Himalayan glaciers are melting at an alarmingly rapid rate. According to a report från International Center for Integrated Mountain Development (Icimod) in Nepal.
In the period 2011-2020, glaciers melted up to 65 percent faster than in the previous decade – something that worries lead author of the report Philippus Wester.
– When temperatures rise, ice melts – we expected it. But what surprised us, and was very disturbing, was how fast it went, he says.
– This is going much faster than we thought.
Water shortage threatens two billion
Himalayan glaciers are an important source of fresh water for large parts of humanity. As they melt at an ever faster rate, two billion people in more than a dozen countries risk running out of water.

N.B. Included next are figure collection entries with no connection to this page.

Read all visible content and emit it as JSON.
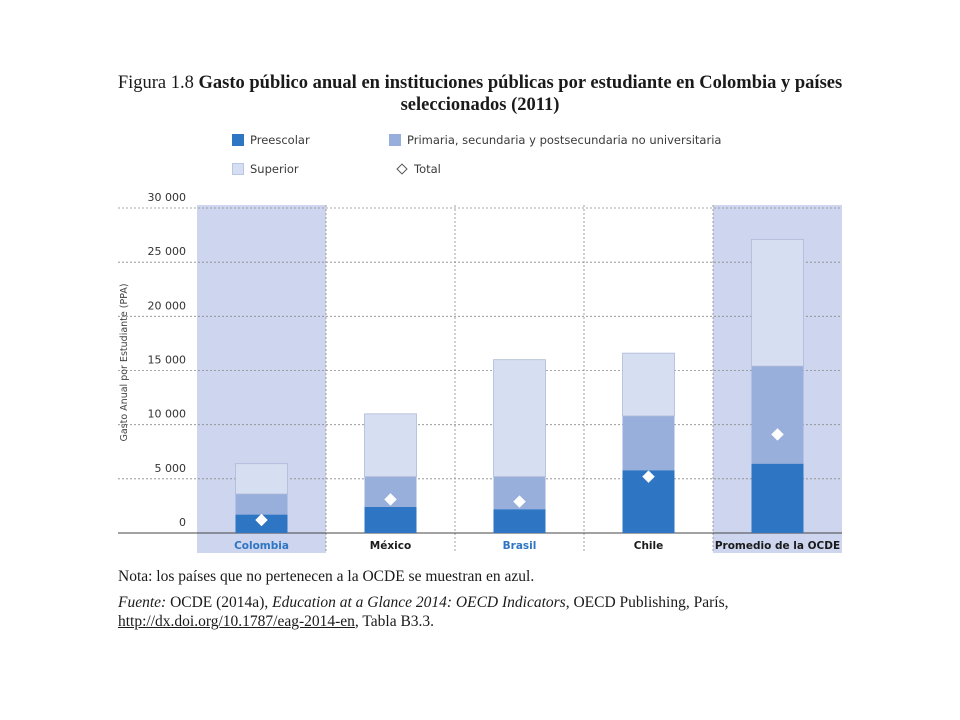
{
  "title": {
    "prefix": "Figura 1.8",
    "text": "Gasto público anual en instituciones públicas por estudiante en Colombia y países seleccionados (2011)"
  },
  "colors": {
    "preescolar": "#2e75c3",
    "primaria": "#98afdb",
    "superior": "#d6def1",
    "panel": "#cdd6ee",
    "total": "#ffffff"
  },
  "chart_data": {
    "type": "bar",
    "stacked": true,
    "categories": [
      "Colombia",
      "México",
      "Brasil",
      "Chile",
      "Promedio de la OCDE"
    ],
    "category_label_colors": [
      "#2e75c3",
      "#1a1a1a",
      "#2e75c3",
      "#1a1a1a",
      "#1a1a1a"
    ],
    "highlighted_categories": [
      "Colombia",
      "Promedio de la OCDE"
    ],
    "series": [
      {
        "name": "Preescolar",
        "values": [
          1700,
          2400,
          2200,
          5800,
          6400
        ]
      },
      {
        "name": "Primaria, secundaria y postsecundaria no universitaria",
        "values": [
          1900,
          2800,
          3000,
          5000,
          9000
        ]
      },
      {
        "name": "Superior",
        "values": [
          2800,
          5800,
          10800,
          5800,
          11700
        ]
      }
    ],
    "markers": {
      "name": "Total",
      "values": [
        1200,
        3100,
        2900,
        5200,
        9100
      ]
    },
    "ylabel": "Gasto Anual por Estudiante (PPA)",
    "ylim": [
      0,
      30000
    ],
    "yticks": [
      0,
      5000,
      10000,
      15000,
      20000,
      25000,
      30000
    ],
    "ytick_labels": [
      "0",
      "5 000",
      "10 000",
      "15 000",
      "20 000",
      "25 000",
      "30 000"
    ],
    "legend_position": "top"
  },
  "footnotes": {
    "nota": "Nota: los países que no pertenecen a la OCDE se muestran en azul.",
    "fuente_label": "Fuente:",
    "fuente_text": " OCDE (2014a), ",
    "fuente_title": "Education at a Glance 2014: OECD Indicators",
    "fuente_publisher": ", OECD Publishing, París, ",
    "fuente_url": "http://dx.doi.org/10.1787/eag-2014-en",
    "fuente_tabla": ", Tabla B3.3."
  }
}
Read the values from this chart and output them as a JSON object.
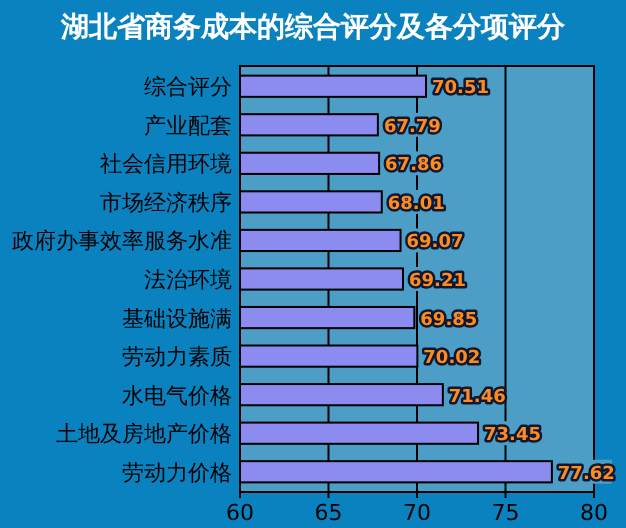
{
  "chart_data": {
    "type": "bar",
    "orientation": "horizontal",
    "title": "湖北省商务成本的综合评分及各分项评分",
    "categories": [
      "综合评分",
      "产业配套",
      "社会信用环境",
      "市场经济秩序",
      "政府办事效率服务水准",
      "法治环境",
      "基础设施满",
      "劳动力素质",
      "水电气价格",
      "土地及房地产价格",
      "劳动力价格"
    ],
    "values": [
      70.51,
      67.79,
      67.86,
      68.01,
      69.07,
      69.21,
      69.85,
      70.02,
      71.46,
      73.45,
      77.62
    ],
    "color": "#8c8cf0",
    "xlim": [
      60,
      80
    ],
    "xticks": [
      60,
      65,
      70,
      75,
      80
    ],
    "grid": "x",
    "data_labels": true
  }
}
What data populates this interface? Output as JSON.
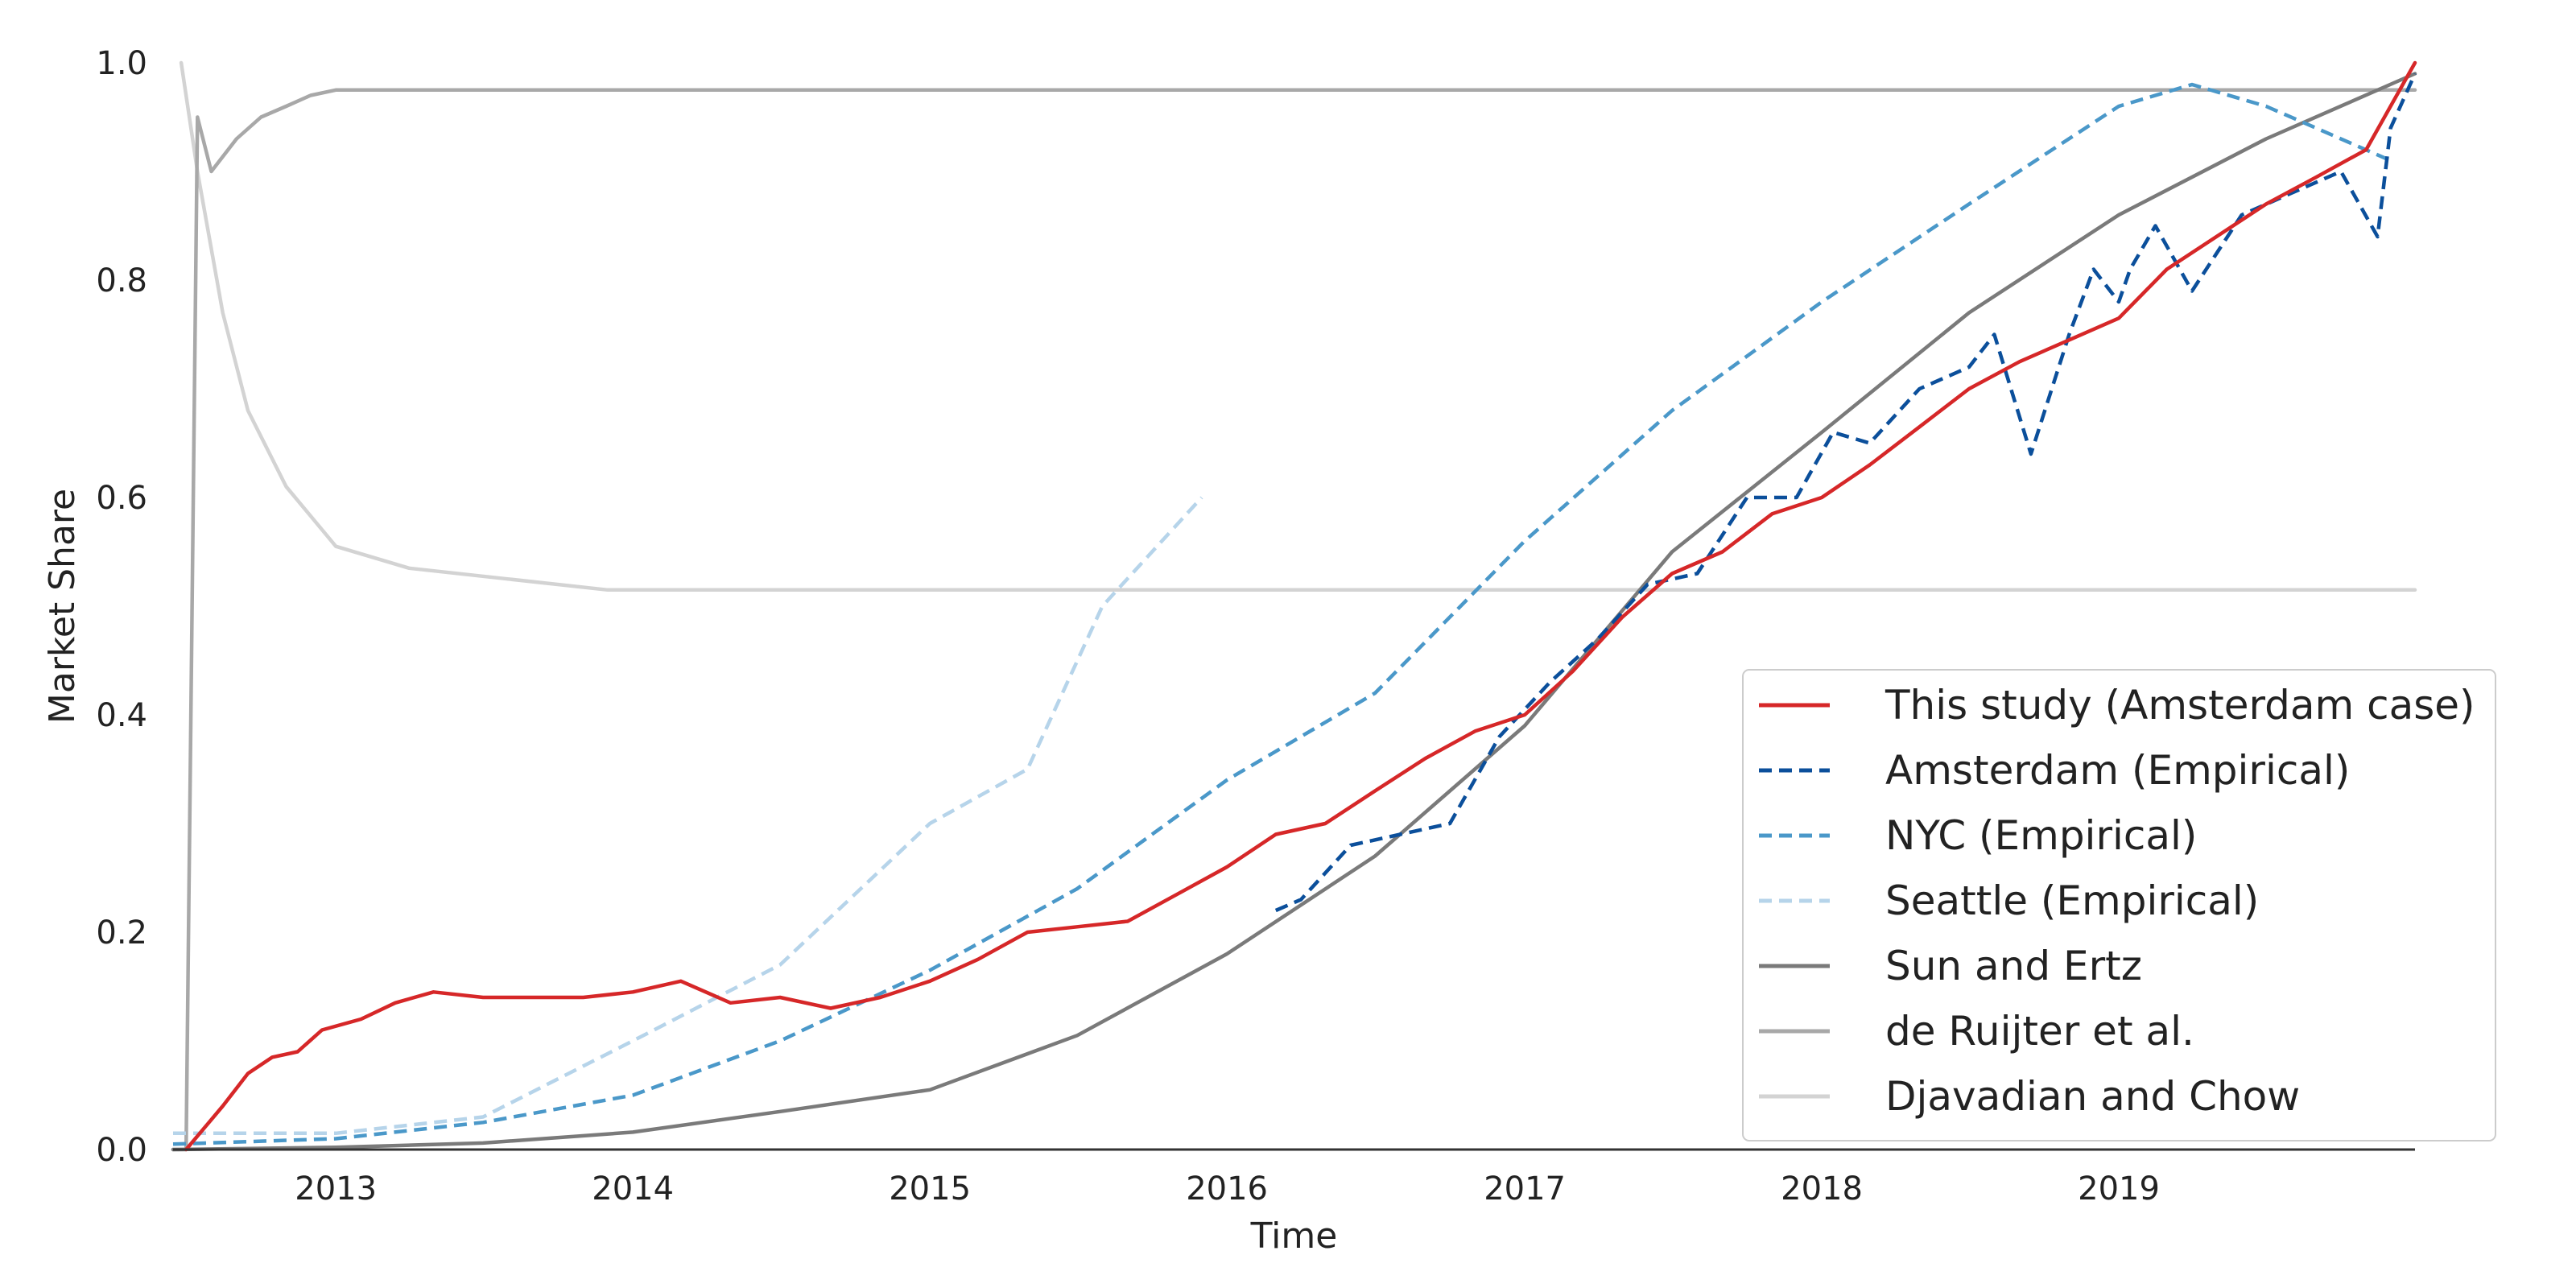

This is more than a quarter of the world’s population.
Ten of the world’s most important river systems also receive their flow from glaciers – including the Ganges, Indus, Mekong, and Irrawaddy. The researchers also warned in the report that the melt could have catastrophic consequences for the population of the region.
“With two billion people in Asia dependent on water that comes from glaciers and snow, the consequences of losing this frigid area are immeasurable,” researcher Isabella Kozel of Isimude told AFP.
In addition to affecting fresh water supplies, the melt threatens to trigger floods and soil erosion in the region.
Recent findings once again underscore the need for urgent action, according to Philippus-Wester.
– Every small increase in temperature has enormous effects, and we must try in every way to reduce the effects of climate. This is our calling, he says.
After Antarctica and the North Pole, the Himalayas contain the largest mass of ice on Earth. Tibet is often called the “water tower of Asia”.